People for the Ethical Treatment of Animals wanted it to be part of a campaign to promote vegetarianism in 2009, saying such a diet would help people lose their "spare tire."
The group offered to maintain the tire in exchange for its use, but Michelin wasn't interested.
"If they allowed one charity to do it, there would be no end to it," said Matakas.
Maintenance workers have had to pull arrows from the tire, patch up spots where people tried to break into it, and remove beer bottles from overnight parties around its base.
Someone was able to squeeze into the structure in the 1990s, using it as shelter until the hole was discovered by workers, who discarded the interloper's mattress.
More famous visitors were McCartney during the Wings' world tour in 1976, and several members of the Seattle Seahawks when they played in the Super Bowl at Ford Field in 2006.
Nail embarks on solo career
Uniroyal stuck a gigantic nail into the tire in 1998 to promote its self-repairing tires.
When the nail was removed five years later, real estate agent Ralph Roberts scooped it up for $3,000, using it to promote his Utica business.
The irrepressible salesman took the 250-pound steel object everywhere: parades, fundraisers, dinners at restaurants.
When a charity told him the nail wasn't suitable for a highfalutin event, Roberts dressed it in a tuxedo.
"It's amazing," he said. "If anyone has ever been here, they know about the tire."
Roberts, who finally retired the nail last year, said it was a great excuse to buy a Hummer SUV, which lugged a trailer holding the object.
"The nail bought a Hummer," he announced to his wife in 2003.
It wasn't known whether the Mrs. asked where the nail was going to find the $40,000 for the black H2.
Tire put Allen Park on map
Allen Park is tickled by its link to the tire.
Resident Bill Carnarvon is doubly proud because of his occupation.
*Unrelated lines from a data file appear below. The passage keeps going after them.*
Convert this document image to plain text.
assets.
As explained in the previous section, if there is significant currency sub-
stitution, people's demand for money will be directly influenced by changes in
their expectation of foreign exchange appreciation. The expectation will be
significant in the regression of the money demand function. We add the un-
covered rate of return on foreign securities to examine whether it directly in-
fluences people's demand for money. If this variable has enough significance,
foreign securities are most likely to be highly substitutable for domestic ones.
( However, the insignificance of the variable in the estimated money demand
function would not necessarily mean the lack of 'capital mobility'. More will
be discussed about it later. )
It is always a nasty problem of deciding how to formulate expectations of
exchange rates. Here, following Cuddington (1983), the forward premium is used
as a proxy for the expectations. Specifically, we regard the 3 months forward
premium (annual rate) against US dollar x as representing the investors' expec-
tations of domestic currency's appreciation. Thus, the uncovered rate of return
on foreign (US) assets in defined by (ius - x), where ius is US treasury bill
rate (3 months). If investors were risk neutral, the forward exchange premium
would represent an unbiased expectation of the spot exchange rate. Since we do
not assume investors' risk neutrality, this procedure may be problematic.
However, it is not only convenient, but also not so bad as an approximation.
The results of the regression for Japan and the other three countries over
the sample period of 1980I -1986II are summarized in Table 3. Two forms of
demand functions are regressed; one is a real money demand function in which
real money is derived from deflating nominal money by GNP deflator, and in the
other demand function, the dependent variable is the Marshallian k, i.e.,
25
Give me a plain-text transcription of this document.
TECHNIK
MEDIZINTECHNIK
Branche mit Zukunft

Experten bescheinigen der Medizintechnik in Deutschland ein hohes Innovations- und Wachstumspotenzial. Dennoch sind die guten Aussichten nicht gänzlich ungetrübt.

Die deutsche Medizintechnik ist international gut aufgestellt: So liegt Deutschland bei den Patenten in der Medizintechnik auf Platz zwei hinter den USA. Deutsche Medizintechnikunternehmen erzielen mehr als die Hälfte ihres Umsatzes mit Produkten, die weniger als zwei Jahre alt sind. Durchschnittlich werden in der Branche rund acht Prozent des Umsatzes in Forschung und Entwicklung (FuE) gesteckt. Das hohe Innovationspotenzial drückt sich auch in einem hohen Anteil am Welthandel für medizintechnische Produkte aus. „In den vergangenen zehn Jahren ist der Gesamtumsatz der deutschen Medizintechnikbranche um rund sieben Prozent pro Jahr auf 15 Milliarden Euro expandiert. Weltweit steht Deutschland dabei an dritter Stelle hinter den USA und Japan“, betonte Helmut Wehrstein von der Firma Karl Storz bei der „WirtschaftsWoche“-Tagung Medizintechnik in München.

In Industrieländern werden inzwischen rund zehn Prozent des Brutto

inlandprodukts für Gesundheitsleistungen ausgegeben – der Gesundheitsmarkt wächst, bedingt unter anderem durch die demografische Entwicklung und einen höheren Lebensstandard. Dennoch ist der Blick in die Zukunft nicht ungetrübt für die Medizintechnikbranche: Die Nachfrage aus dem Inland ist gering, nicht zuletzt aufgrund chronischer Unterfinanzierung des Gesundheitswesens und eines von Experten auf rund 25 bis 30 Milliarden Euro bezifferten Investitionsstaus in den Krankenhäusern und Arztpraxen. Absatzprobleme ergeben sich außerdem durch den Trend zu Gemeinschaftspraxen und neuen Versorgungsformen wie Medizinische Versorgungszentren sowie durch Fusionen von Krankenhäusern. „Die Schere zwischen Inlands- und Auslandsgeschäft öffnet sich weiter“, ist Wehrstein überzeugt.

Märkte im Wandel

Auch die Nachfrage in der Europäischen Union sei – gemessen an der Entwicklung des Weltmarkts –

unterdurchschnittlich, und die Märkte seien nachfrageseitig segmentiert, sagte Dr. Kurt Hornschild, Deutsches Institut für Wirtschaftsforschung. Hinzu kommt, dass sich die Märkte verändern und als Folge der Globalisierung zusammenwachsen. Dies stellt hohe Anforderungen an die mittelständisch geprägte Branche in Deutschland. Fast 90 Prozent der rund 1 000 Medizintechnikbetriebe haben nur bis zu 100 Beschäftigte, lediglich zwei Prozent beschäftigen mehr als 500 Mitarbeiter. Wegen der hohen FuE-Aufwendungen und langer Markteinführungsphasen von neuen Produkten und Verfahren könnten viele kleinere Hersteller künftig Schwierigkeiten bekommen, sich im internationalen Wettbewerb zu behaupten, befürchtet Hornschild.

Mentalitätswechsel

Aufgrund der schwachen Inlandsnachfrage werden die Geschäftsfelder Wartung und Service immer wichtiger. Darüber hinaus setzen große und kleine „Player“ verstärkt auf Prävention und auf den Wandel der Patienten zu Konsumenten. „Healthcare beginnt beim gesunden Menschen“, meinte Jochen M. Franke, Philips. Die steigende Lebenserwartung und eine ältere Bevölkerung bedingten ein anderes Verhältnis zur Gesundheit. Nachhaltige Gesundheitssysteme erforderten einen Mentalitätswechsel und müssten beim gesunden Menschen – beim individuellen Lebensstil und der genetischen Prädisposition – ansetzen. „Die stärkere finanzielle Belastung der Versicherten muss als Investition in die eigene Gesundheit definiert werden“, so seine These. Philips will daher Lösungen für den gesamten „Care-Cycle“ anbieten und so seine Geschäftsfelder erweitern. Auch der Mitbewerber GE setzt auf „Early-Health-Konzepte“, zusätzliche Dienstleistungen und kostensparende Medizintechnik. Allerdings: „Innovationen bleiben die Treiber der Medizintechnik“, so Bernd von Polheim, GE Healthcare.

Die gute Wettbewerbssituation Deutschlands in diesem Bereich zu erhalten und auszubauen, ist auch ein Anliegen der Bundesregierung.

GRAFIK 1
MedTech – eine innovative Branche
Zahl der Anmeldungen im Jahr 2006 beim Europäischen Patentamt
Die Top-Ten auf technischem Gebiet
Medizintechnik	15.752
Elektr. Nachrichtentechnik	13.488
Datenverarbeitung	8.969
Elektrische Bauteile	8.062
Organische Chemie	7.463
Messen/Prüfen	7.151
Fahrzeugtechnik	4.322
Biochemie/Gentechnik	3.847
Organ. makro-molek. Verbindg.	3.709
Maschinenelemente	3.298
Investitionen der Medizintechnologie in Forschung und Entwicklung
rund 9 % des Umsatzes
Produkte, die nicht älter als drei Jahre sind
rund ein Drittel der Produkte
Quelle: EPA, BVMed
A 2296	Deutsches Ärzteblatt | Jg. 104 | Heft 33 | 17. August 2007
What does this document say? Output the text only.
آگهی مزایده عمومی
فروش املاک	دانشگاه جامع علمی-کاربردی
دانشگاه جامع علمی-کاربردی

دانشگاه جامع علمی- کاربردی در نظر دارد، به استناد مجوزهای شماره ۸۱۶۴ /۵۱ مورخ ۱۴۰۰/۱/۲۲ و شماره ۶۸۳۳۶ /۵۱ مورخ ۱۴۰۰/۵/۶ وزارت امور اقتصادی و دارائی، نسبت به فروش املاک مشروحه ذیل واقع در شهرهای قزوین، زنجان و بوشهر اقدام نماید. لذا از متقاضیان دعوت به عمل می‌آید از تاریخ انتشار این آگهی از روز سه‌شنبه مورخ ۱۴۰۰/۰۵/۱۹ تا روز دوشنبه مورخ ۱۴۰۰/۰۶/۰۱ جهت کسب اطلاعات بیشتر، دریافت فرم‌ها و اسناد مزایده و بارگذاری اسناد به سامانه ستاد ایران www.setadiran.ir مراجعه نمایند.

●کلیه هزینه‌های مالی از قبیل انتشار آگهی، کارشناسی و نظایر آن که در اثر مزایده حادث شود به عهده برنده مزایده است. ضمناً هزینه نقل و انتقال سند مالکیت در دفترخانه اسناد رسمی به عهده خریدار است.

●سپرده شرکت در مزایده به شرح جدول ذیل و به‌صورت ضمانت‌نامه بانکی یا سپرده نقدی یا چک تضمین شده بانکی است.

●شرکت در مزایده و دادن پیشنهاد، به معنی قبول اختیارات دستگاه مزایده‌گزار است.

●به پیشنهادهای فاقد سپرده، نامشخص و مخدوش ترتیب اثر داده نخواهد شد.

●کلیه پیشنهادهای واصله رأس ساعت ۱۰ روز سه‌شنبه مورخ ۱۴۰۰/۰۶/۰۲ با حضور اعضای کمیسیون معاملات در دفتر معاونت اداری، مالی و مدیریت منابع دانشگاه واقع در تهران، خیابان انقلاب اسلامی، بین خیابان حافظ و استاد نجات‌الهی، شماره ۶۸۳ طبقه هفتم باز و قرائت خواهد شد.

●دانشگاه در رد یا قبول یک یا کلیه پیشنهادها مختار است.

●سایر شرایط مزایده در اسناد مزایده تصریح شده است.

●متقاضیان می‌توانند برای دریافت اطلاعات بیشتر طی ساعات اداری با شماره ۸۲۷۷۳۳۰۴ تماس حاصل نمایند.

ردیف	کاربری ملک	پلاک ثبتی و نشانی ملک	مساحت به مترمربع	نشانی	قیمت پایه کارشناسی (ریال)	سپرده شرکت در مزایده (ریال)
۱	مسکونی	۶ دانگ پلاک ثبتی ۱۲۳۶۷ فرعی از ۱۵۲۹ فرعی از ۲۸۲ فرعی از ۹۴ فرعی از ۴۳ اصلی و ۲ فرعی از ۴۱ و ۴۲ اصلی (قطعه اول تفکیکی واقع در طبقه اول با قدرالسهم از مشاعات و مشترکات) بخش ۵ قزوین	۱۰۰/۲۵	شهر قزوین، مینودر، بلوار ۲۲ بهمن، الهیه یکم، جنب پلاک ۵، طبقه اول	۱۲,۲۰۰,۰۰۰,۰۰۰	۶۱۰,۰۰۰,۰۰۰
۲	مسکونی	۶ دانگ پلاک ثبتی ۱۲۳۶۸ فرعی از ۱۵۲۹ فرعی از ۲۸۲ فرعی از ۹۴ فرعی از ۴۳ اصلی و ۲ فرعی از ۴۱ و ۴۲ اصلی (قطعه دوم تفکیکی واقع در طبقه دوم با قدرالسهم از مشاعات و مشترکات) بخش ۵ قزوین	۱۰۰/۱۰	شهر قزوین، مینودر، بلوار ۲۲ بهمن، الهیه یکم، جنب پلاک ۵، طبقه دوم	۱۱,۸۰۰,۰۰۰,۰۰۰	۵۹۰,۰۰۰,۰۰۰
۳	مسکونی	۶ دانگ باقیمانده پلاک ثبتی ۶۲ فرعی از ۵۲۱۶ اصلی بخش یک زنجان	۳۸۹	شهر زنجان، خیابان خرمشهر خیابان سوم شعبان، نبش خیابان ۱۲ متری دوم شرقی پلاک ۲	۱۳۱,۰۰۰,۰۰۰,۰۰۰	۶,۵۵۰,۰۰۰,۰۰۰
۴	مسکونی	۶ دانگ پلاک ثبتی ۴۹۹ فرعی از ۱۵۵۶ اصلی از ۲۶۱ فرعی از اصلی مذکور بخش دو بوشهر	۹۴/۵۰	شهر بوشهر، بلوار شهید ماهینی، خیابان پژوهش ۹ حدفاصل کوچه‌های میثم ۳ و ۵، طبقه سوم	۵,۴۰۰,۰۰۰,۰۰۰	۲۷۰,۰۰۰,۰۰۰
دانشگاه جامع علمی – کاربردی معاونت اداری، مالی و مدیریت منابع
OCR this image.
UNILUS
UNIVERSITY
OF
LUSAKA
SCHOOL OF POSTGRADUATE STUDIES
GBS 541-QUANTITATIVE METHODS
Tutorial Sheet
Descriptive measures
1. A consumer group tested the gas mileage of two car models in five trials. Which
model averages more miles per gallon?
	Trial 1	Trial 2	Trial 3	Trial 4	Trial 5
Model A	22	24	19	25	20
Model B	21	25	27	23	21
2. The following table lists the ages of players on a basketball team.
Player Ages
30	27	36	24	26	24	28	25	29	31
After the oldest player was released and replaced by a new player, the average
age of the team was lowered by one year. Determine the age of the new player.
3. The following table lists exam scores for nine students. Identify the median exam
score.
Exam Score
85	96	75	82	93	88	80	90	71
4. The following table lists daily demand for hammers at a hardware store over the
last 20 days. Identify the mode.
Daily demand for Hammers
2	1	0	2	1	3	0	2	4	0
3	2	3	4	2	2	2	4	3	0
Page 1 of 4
The Fiat Chrysler engineer loves the fact that the auto-related landmark sits in his hometown.
"It put Allen Park on the map," he said. "It's just the pride of the city."
Carnarvon, 57, who has lived here his entire life, was one of the kids who traipsed through the woods and hopped the fence surrounding the tire.
One of 11 children, he sometimes joined his siblings on the jaunt.
But they never vandalized the icon, he said. They were too proud of it.